FAQ Search Today's Posts Mark Forums Read
» Video Reviews

» Linux Archive

Linux-archive is a website aiming to archive linux email lists and to make them easily accessible for linux users/developers.


» Sponsor

» Partners

» Sponsor

Go Back   Linux Archive > Redhat > Device-mapper Development

 
 
LinkBack Thread Tools
 
Old 01-22-2012, 11:21 AM
Boaz Harrosh
 
Default a few storage topics

On 01/19/2012 11:46 AM, Jan Kara wrote:
>>
>> OK That one is interesting. Because I'd imagine that the Kernel would not
>> start write-out on a busily modified page.
> So currently writeback doesn't use the fact how busily is page modified.
> After all whole mm has only two sorts of pages - active & inactive - which
> reflects how often page is accessed but says nothing about how often is it
> dirtied. So we don't have this information in the kernel and it would be
> relatively (memory) expensive to keep it.
>

Don't we? what about the information used by the IO elevators per-io-group.
Is it not collected at redirty time. Is it only recorded by the time a bio
is submitted? How does the io-elevator keeps small IO behind heavy writer
latency bound? We could use the reverse of that to not IO the "too soon"

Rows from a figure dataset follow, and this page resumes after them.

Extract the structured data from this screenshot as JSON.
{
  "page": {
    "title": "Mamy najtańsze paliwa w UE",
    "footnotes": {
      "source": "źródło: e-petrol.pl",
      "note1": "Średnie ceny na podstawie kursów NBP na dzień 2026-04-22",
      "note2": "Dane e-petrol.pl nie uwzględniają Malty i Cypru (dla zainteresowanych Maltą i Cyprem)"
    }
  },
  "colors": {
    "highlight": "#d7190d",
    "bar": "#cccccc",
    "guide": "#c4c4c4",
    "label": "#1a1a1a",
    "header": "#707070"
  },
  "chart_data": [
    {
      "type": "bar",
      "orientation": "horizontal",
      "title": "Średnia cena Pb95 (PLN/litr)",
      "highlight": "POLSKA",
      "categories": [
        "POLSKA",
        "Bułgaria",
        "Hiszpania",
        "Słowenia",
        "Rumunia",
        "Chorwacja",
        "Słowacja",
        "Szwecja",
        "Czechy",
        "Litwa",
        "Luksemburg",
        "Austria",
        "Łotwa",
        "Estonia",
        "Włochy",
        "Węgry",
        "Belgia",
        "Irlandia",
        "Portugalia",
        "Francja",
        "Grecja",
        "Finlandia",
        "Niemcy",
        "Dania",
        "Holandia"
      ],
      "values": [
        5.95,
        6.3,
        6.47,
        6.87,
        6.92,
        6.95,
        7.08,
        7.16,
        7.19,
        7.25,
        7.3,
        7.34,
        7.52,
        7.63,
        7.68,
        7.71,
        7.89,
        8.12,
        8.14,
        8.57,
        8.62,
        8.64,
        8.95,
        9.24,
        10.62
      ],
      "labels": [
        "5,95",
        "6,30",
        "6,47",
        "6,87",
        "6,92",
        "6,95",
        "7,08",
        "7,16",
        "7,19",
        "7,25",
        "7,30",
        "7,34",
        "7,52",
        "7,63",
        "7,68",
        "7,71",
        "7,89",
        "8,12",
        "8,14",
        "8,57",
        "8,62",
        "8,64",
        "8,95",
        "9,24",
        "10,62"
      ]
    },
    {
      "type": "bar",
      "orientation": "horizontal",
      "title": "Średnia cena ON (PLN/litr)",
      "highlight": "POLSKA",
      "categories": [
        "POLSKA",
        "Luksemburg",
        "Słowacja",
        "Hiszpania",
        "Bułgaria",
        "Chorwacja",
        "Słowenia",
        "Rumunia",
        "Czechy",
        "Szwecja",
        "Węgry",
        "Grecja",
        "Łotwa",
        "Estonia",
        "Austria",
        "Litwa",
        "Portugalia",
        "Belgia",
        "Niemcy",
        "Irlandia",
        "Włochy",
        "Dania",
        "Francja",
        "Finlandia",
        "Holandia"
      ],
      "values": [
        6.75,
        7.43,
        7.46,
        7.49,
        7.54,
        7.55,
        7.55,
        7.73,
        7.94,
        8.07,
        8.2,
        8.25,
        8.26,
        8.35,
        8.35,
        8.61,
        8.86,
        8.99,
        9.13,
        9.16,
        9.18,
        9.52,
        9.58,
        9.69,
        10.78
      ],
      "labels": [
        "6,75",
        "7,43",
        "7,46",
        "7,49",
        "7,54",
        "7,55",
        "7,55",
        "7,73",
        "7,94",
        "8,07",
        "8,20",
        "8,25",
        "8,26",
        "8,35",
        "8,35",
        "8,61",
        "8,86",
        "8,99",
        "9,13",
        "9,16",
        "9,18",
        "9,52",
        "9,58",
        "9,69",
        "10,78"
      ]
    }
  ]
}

>> Some heavy modifying then a single write. If it's not so then there is
>> already great inefficiency, just now exposed, but was always there. The
>> "page-migrate" mentioned here will not help.
> Yes, but I believe RT guy doesn't redirty the page that often. It is just
> that if you have to meet certain latency criteria, you cannot afford a
> single case where you have to wait. And if you redirty pages, you are bound
> to hit PageWriteback case sooner or later.
>

OK, thanks. I need this overview. What you mean is that since the writeback
fires periodically then there must be times when the page or group of pages
are just in the stage of changing and the writeback takes only half of the
modification.

So What if we let the dirty data always wait that writeback timeout, if
the pages are "to-new" and memory condition is fine, then postpone the
writeout to the next round. (Assuming we have that information from the
first part)

>> Could we not better our page write-out algorithms to avoid heavy
>> contended pages?
> That's not so easy. Firstly, you'll have track and keep that information
> somehow. Secondly, it is better to writeout a busily dirtied page than to
> introduce a seek.

Sure I'd say we just go on the timestamp of the first page in the group.
Because I'd imagine that the application has changed that group of pages
ruffly at the same time.

> Also definition of 'busy' differs for different purposes.
> So to make this useful the logic won't be trivial.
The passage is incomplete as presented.